El primer Iván Ferreiro post-Piratas, tras una cura de valium y una tarde loca en que se llevó todas las camisas de cuadros del Springfield, sacó un buen disco con una buena banda llamado Canciones para el tiempo y la distancia, con hueco para alguna maravilla como Turnedo o Ciudadano A, y le regaló a Quique González una gran colaboración en Vidas Cruzadas.

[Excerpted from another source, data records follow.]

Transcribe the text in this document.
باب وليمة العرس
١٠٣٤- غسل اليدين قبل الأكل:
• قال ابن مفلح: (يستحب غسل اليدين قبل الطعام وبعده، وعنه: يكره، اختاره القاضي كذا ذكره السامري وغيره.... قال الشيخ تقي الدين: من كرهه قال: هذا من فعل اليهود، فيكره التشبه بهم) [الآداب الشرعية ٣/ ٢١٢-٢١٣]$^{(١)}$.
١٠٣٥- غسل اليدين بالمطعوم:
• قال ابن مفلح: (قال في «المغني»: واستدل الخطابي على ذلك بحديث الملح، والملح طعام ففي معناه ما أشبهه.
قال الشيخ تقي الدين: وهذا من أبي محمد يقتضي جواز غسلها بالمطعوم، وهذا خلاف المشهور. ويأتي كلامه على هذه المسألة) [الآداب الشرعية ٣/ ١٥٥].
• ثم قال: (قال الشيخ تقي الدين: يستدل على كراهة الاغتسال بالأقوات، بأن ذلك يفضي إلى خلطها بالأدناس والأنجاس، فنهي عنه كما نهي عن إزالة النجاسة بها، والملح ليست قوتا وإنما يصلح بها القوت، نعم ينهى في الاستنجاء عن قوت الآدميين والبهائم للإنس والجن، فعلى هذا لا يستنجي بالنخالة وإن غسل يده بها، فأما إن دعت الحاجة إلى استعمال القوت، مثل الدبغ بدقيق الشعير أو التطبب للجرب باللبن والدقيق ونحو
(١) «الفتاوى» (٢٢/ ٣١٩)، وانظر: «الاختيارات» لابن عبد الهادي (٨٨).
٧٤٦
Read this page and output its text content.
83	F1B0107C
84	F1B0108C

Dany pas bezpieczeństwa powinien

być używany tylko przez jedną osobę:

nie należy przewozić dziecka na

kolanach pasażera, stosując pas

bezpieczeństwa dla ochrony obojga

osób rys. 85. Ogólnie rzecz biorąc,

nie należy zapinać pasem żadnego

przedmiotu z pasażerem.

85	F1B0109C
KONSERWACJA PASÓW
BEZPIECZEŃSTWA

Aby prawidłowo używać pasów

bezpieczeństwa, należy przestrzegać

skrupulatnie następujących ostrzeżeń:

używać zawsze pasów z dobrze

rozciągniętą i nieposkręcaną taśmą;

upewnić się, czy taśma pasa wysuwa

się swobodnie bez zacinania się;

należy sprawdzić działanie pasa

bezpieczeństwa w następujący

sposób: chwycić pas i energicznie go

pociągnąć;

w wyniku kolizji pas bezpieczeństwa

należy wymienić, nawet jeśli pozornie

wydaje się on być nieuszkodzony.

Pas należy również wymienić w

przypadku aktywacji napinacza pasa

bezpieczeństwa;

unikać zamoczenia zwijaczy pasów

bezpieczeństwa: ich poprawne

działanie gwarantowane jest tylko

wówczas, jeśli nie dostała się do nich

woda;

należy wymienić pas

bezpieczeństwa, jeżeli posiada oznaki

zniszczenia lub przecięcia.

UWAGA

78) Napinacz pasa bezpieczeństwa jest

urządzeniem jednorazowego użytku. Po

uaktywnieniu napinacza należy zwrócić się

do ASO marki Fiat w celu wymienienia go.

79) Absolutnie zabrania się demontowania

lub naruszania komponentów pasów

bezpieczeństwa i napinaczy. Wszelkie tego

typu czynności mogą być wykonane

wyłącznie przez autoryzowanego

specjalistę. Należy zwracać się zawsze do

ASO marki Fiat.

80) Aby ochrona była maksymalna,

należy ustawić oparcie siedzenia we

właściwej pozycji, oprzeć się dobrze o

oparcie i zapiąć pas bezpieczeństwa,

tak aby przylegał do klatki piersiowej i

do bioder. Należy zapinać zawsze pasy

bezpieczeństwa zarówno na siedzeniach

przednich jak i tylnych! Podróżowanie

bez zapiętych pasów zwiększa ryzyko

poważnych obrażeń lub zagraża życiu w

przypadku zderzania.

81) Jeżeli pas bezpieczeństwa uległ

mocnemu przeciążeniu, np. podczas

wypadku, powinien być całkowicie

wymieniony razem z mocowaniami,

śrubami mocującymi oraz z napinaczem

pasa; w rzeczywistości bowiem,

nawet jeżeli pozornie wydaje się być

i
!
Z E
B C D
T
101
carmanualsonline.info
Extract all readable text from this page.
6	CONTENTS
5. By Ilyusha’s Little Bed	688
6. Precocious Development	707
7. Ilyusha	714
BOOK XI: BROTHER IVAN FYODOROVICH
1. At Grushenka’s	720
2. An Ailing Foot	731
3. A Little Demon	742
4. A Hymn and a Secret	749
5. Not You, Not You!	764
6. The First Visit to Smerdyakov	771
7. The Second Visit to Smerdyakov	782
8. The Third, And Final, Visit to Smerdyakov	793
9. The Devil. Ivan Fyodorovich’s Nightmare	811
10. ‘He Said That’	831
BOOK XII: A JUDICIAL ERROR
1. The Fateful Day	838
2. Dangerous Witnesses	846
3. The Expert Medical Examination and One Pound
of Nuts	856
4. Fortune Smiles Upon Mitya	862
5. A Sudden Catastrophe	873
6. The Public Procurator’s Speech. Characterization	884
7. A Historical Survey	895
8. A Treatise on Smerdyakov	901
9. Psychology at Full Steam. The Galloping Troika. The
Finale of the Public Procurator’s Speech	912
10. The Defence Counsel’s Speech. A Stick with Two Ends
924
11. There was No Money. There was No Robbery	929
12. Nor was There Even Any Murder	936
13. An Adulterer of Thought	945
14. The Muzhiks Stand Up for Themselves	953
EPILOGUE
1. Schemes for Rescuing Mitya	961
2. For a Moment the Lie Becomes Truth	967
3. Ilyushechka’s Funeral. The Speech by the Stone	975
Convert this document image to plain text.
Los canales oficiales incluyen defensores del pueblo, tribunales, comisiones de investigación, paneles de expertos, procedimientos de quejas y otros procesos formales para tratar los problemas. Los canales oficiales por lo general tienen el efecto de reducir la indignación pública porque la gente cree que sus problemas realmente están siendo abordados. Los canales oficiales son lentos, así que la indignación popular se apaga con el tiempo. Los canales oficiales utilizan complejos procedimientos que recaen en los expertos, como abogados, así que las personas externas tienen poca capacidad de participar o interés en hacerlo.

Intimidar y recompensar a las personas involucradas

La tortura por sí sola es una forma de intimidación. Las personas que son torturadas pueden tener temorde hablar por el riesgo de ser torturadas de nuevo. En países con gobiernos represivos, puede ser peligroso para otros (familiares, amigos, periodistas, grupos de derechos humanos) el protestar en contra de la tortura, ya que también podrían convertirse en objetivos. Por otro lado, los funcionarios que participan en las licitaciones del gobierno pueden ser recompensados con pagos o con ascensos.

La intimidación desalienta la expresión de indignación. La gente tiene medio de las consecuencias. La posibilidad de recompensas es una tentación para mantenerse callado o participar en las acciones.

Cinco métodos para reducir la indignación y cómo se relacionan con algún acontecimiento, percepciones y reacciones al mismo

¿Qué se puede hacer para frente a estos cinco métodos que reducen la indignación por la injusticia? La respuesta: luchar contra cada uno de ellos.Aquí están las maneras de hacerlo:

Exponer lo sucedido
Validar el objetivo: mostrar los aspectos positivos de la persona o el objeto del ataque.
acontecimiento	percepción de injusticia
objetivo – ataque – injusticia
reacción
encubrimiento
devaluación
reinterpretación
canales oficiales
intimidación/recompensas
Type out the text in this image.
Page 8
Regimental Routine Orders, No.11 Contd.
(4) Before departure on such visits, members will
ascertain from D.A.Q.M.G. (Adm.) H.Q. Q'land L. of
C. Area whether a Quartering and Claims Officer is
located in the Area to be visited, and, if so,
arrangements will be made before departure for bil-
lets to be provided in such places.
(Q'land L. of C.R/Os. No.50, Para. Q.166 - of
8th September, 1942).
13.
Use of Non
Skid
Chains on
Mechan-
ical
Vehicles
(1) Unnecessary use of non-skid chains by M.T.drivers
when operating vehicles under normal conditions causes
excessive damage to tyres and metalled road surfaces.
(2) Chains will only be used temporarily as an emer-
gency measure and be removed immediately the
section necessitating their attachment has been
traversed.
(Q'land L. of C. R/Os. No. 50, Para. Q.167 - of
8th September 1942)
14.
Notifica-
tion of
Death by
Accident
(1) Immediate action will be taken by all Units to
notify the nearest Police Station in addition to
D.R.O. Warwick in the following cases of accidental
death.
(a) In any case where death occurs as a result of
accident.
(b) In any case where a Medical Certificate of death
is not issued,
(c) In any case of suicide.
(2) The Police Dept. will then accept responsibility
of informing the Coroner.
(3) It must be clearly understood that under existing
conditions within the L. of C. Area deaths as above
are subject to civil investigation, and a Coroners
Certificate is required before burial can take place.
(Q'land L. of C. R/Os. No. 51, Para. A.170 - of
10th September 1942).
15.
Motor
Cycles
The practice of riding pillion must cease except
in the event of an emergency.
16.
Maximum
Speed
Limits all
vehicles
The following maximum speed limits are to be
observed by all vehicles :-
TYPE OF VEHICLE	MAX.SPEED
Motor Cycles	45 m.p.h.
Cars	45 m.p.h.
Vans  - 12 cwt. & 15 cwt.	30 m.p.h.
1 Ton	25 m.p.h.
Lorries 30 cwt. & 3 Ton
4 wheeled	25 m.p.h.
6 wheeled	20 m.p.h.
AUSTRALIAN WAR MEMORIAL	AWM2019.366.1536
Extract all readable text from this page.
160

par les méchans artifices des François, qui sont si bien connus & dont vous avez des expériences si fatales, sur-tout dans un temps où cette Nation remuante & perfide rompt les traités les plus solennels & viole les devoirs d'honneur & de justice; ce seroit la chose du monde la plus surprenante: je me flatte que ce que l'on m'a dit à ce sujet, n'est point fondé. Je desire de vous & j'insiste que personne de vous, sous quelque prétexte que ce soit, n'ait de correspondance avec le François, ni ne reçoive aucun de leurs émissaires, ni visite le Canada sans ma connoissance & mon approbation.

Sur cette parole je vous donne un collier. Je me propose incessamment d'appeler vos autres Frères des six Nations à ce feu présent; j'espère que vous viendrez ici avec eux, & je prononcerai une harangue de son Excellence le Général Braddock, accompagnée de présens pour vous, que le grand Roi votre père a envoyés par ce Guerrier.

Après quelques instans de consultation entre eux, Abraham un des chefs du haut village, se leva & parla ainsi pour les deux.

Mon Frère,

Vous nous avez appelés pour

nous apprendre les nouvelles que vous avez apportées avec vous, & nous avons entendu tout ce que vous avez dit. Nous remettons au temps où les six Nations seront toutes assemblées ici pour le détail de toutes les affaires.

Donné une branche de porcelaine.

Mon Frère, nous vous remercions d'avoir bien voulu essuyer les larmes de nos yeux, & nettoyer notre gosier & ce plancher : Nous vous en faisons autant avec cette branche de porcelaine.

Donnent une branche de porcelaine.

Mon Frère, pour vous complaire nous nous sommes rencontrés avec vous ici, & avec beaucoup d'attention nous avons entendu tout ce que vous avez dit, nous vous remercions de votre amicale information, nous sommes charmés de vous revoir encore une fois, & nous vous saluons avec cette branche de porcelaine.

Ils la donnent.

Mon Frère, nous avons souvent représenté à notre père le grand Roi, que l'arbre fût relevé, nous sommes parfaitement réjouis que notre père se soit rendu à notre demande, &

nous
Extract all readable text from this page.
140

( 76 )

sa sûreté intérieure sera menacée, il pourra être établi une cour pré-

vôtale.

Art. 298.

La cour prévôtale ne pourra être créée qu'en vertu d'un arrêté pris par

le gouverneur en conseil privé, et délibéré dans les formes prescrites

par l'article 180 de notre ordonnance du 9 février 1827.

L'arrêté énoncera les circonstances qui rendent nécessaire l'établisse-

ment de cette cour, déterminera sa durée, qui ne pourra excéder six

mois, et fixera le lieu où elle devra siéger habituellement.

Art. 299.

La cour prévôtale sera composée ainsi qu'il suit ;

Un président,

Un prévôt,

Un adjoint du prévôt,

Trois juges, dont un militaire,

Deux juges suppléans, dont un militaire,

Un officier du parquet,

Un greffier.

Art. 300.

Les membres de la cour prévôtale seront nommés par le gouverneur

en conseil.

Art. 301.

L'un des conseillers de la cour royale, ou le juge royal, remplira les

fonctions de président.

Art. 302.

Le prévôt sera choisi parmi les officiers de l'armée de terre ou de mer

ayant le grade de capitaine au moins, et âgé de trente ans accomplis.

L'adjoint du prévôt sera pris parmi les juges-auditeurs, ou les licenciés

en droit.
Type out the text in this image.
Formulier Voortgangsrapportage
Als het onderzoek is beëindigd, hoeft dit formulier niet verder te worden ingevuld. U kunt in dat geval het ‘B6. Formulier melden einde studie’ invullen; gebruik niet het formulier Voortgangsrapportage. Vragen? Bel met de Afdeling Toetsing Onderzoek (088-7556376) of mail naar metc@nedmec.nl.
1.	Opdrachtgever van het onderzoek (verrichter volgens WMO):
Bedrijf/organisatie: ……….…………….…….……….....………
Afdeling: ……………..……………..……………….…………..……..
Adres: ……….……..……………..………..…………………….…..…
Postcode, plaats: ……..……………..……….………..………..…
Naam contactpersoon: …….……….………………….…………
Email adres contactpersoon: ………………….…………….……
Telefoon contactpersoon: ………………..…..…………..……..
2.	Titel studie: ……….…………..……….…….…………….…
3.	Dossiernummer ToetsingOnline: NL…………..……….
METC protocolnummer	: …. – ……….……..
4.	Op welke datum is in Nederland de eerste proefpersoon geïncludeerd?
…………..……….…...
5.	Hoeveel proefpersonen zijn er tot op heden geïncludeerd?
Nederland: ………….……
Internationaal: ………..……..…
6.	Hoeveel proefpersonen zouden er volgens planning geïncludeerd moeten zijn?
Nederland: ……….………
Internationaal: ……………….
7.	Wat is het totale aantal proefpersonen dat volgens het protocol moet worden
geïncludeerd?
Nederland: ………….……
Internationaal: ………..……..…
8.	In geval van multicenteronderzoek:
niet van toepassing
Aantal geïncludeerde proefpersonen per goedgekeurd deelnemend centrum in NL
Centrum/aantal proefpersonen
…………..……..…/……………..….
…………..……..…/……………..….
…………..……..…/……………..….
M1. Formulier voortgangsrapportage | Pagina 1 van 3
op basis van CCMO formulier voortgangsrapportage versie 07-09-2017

Al margen de estas excepciones, y hasta hoy, el último Iván Ferreiro se ha dedicado a meter en sus discos referencias al ciberespacio y al Sistema Solar, germanismos y demás flirteos con el gafapasteo más alucinógeno, con algún momento de lucidez como cuando llamó a un disco Confesiones de un artista de mierda. Esta deriva nos lleva al ya citado Val Miñor - Madrid, Historia y Cronología del Mundo, una psicofonía plana de una hora de duración, muy recomendable para sustituir a los documentales de la 2. Para concluir, Iván Ferreiro moló, en pretérito perfecto. El futuro en sus manos.


En fin, después de haberme despachado desproporcionadamente con el pobre Ferreiro (en el fondo le apreciamos, como ya escribimos un día por aquí) solo me queda pedir que alguien me recomiende unos buenos auriculares nuevos para mis viajes en metro, que como pueden ver dan para mucho. Cuando los consiga, este post quedará justificado.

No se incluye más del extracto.